Intent & Description
🎯 Intent
Get step-level signal on reasoning quality so you can reject chains that got the right answer the wrong way.
📋 Context
You’re training or evaluating a model on multi-step reasoning (math problems, multi-hop QA, logical deduction). Your outcome reward model only scores the final answer — and the model has learned to shortcut through steps as long as the last number lands right.
💡 Solution
Collect step-level labels (correct / neutral / incorrect / hallucination) for chain-of-thought traces. Train a classifier to predict step labels. At inference, score every step; reject candidates whose intermediate steps score poorly. Powers test-time search and fine-tuning of the generator.
Real-world Use Case
- Outcome-only reward reinforces shortcut reasoning that lands on the right answer the wrong way.
- Step-level labels (correct, neutral, incorrect, hallucination) can be collected at scale.
- Test-time search or fine-tuning can consume step-level scores.
Source
📌 TL;DR
Score every reasoning step, not just the final answer.
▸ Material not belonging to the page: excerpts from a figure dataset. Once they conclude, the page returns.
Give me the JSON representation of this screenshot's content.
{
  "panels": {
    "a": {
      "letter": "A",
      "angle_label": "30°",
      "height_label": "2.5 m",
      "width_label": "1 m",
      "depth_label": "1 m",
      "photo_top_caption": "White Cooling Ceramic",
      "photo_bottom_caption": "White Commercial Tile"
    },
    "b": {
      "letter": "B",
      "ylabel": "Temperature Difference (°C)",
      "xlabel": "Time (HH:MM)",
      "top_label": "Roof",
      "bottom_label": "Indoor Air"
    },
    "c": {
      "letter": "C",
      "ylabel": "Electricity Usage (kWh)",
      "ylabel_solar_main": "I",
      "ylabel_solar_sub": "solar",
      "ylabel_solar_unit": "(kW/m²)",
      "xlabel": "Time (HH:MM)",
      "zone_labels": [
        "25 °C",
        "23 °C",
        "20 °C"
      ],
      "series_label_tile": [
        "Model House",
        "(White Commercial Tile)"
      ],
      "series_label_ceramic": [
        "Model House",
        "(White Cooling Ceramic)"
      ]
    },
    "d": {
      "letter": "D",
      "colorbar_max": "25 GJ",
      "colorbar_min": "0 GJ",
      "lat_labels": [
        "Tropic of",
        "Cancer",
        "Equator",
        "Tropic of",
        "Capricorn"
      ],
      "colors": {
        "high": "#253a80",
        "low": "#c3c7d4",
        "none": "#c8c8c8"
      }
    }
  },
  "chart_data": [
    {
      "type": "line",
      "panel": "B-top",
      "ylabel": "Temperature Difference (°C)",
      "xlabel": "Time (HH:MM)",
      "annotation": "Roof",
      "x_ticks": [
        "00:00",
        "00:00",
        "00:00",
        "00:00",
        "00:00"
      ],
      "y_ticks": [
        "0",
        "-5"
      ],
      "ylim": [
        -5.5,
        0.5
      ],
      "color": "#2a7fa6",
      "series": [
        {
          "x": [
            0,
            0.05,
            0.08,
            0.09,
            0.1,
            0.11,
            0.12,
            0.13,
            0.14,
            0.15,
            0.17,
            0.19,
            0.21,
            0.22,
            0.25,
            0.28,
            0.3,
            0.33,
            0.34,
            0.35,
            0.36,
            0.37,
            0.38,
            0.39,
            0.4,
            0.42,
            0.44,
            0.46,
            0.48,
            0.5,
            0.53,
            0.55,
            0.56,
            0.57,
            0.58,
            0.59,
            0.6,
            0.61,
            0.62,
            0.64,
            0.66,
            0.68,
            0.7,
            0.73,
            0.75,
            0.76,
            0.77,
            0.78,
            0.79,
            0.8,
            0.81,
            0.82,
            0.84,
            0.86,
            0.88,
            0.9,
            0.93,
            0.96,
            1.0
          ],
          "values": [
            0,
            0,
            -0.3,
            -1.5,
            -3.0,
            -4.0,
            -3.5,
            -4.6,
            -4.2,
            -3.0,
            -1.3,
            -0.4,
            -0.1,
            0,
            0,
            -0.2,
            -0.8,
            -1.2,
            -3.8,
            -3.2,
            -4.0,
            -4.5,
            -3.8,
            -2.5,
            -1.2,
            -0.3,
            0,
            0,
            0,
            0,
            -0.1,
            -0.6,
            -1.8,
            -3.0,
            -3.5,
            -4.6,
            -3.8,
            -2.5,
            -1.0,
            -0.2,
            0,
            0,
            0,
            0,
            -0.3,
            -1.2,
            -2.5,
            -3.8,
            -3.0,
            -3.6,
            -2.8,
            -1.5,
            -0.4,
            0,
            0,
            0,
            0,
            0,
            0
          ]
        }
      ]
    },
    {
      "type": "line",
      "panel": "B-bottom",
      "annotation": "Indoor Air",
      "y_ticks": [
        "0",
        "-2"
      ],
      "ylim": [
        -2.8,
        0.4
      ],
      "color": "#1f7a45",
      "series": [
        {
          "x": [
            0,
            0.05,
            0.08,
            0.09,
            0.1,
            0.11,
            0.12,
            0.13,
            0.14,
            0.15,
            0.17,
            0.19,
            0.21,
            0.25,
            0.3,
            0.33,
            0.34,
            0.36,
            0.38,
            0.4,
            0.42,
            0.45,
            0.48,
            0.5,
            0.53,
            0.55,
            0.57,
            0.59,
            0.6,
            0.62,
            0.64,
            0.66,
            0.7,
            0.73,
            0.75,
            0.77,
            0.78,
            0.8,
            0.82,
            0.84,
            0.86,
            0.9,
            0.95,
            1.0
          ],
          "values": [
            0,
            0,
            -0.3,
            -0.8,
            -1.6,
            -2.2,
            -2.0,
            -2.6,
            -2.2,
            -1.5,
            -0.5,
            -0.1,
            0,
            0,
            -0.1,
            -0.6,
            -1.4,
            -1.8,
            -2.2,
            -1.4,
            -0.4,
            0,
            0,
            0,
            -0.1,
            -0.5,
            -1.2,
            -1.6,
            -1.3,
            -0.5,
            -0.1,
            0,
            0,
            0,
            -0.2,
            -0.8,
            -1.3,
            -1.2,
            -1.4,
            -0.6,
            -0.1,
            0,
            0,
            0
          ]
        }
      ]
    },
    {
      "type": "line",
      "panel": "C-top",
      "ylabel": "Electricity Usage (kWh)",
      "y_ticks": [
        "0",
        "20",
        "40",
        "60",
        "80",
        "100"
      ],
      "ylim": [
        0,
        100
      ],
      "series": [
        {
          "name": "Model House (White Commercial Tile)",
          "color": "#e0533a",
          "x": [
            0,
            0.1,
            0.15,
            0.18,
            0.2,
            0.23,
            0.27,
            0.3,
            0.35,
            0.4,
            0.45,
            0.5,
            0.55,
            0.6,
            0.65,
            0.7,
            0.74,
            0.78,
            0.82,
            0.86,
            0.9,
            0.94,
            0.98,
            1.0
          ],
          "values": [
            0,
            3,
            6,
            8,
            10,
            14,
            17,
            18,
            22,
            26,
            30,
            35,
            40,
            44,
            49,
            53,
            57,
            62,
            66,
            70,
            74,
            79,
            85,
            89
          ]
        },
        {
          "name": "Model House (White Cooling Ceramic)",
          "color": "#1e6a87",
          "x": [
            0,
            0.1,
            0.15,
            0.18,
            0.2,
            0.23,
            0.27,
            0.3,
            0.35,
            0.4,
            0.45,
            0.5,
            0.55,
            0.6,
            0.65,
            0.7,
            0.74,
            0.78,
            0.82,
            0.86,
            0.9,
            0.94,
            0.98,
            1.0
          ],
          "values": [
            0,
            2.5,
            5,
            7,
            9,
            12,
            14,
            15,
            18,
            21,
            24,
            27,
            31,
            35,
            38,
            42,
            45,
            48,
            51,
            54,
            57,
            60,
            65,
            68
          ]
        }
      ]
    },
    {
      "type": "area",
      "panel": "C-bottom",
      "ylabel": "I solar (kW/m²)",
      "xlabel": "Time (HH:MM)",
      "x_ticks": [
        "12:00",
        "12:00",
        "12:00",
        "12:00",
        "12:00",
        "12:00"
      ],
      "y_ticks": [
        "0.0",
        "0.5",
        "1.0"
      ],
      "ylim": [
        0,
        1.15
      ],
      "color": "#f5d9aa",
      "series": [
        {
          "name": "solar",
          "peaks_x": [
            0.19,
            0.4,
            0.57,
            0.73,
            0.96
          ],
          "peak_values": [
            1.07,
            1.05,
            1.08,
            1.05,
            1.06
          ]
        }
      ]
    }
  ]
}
Catches ‘right answer, wrong method’ before it gets baked in. Annotation-expensive but signal-rich.
Advantages
- Catches wrong-reasoning-right-answer cases that outcome-only reward misses.
- Enables tree-search and best-of-N with finer-grained signal.
Disadvantages
- Step-level annotation cost is significant — harder to collect than outcome labels.
- PRM calibration shifts as model capability improves; needs periodic retraining.